Whether you're a seasoned veteran or a brand new filer, the Free Application for Federal Student Aid (FAFSA) offers many opportunities to unknowingly decrease your eligibility for need-based financial aid and increase the cost of your student's college education. While you can't change the information that comes from your tax return, there are some opportunities to optimize your financial condition right before you file.. Below are some tips and tricks that could save you thousands of dollars over four years:

  • File at a low point in your cash flow cycle. The FAFSA is a point in time assessment. Pick a filing date where your assets are typically lower during the month. For example, if you put all the monthly expenses on a credit card, and then pay it off each month, file right after you pay it off. This saves you from reporting "excess" cash assets. A few thousand bucks at 5.64% doesn't seem like much, but over four years, it could increase your eligibility for financial aid by several hundred dollars.

  • Shift student assets to parent assets (or a Roth IRA). Student assets are assessed at 20% for the EFC calculation. With students now making $15/hour at fast food joints, many have accumulated healthy bank account balances. By shifting the student's account to an account owned by their parent you can drop the rate to 5.64%, which can decrease your Expected Family Contribution by hundreds (or even thousands) of dollars and increase your eligibility for need-based financial aid. Moving the money from a savings account to a Roth IRA removes the asset from the calculation altogether, and there's no tax penalty for using the Roth IRA for college tuition (just make sure you don't take a withdrawal before the 2nd semester of your sophomore year to avoid it counting as income).

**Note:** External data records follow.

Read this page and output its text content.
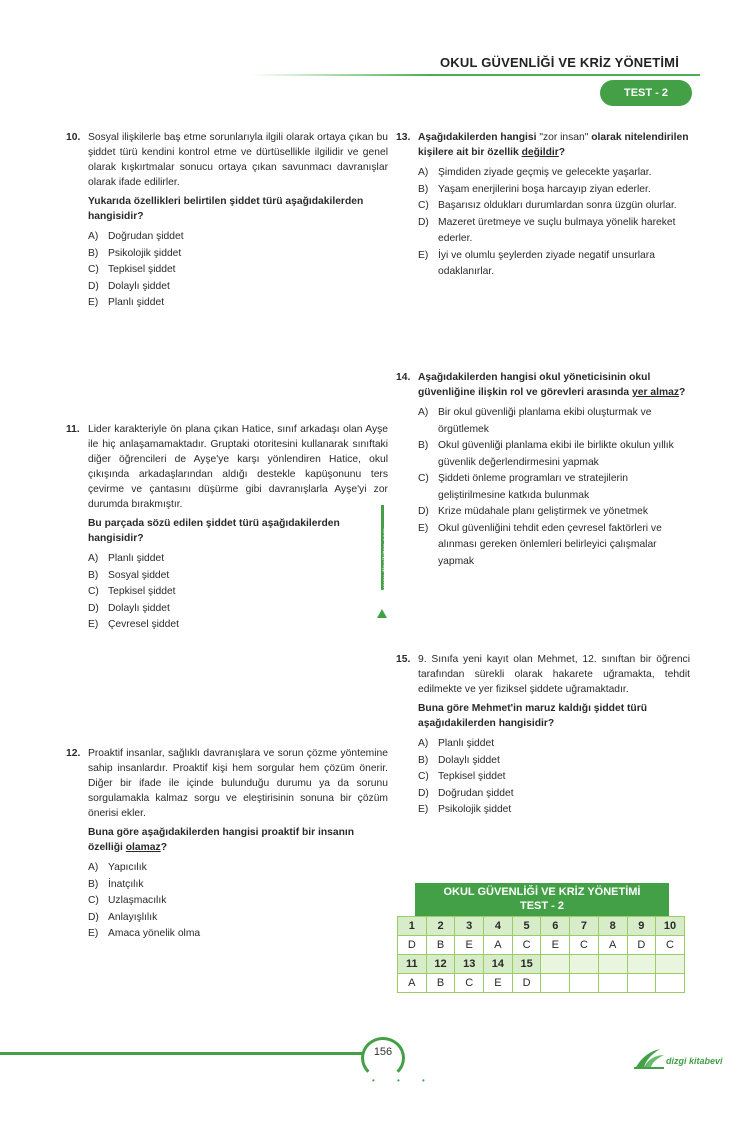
OKUL GÜVENLİĞİ VE KRİZ YÖNETİMİ
TEST - 2
10. Sosyal ilişkilerle baş etme sorunlarıyla ilgili olarak ortaya çıkan bu şiddet türü kendini kontrol etme ve dürtüsellikle ilgilidir ve genel olarak kışkırtmalar sonucu ortaya çıkan savunmacı davranışlar olarak ifade edilirler.
Yukarıda özellikleri belirtilen şiddet türü aşağıdakilerden hangisidir?
A) Doğrudan şiddet
B) Psikolojik şiddet
C) Tepkisel şiddet
D) Dolaylı şiddet
E) Planlı şiddet
11. Lider karakteriyle ön plana çıkan Hatice, sınıf arkadaşı olan Ayşe ile hiç anlaşamamaktadır. Gruptaki otoritesini kullanarak sınıftaki diğer öğrencileri de Ayşe'ye karşı yönlendiren Hatice, okul çıkışında arkadaşlarından aldığı destekle kapüşonunu ters çevirme ve çantasını düşürme gibi davranışlarla Ayşe'yi zor durumda bırakmıştır.
Bu parçada sözü edilen şiddet türü aşağıdakilerden hangisidir?
A) Planlı şiddet
B) Sosyal şiddet
C) Tepkisel şiddet
D) Dolaylı şiddet
E) Çevresel şiddet
12. Proaktif insanlar, sağlıklı davranışlara ve sorun çözme yöntemine sahip insanlardır. Proaktif kişi hem sorgular hem çözüm önerir. Diğer bir ifade ile içinde bulunduğu durumu ya da sorunu sorgulamakla kalmaz sorgu ve eleştirisinin sonuna bir çözüm önerisi ekler.
Buna göre aşağıdakilerden hangisi proaktif bir insanın özelliği olamaz?
A) Yapıcılık
B) İnatçılık
C) Uzlaşmacılık
D) Anlayışlılık
E) Amaca yönelik olma
www.dizgikitap.com
13. Aşağıdakilerden hangisi "zor insan" olarak nitelendirilen kişilere ait bir özellik değildir?
A) Şimdiden ziyade geçmiş ve gelecekte yaşarlar.
B) Yaşam enerjilerini boşa harcayıp ziyan ederler.
C) Başarısız oldukları durumlardan sonra üzgün olurlar.
D) Mazeret üretmeye ve suçlu bulmaya yönelik hareket ederler.
E) İyi ve olumlu şeylerden ziyade negatif unsurlara odaklanırlar.
14. Aşağıdakilerden hangisi okul yöneticisinin okul güvenliğine ilişkin rol ve görevleri arasında yer almaz?
A) Bir okul güvenliği planlama ekibi oluşturmak ve örgütlemek
B) Okul güvenliği planlama ekibi ile birlikte okulun yıllık güvenlik değerlendirmesini yapmak
C) Şiddeti önleme programları ve stratejilerin geliştirilmesine katkıda bulunmak
D) Krize müdahale planı geliştirmek ve yönetmek
E) Okul güvenliğini tehdit eden çevresel faktörleri ve alınması gereken önlemleri belirleyici çalışmalar yapmak
15. 9. Sınıfa yeni kayıt olan Mehmet, 12. sınıftan bir öğrenci tarafından sürekli olarak hakarete uğramakta, tehdit edilmekte ve yer fiziksel şiddete uğramaktadır.
Buna göre Mehmet'in maruz kaldığı şiddet türü aşağıdakilerden hangisidir?
A) Planlı şiddet
B) Dolaylı şiddet
C) Tepkisel şiddet
D) Doğrudan şiddet
E) Psikolojik şiddet
OKUL GÜVENLİĞİ VE KRİZ YÖNETİMİ
TEST - 2
1	2	3	4	5	6	7	8	9	10
D	B	E	A	C	E	C	A	D	C
11	12	13	14	15					
A	B	C	E	D					
156
• • •
dizgi kitabevi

  • File the FAFSA even if you don't think you're eligible for need-based aid. The FAFSA is required to be eligible for federal student loans. The unsubsidized direct loans are not need-based and have terms that would be difficult to beat in the private marketplace. Also, some schools require the filing to be eligible for merit-based aid, like scholarships, that the school offers.

  • File the form early. Applicants that file in the first three months receive three times as much aid as those filing later. There's only so many dollars to go around and when it's gone, it's gone. The sooner you file, the better.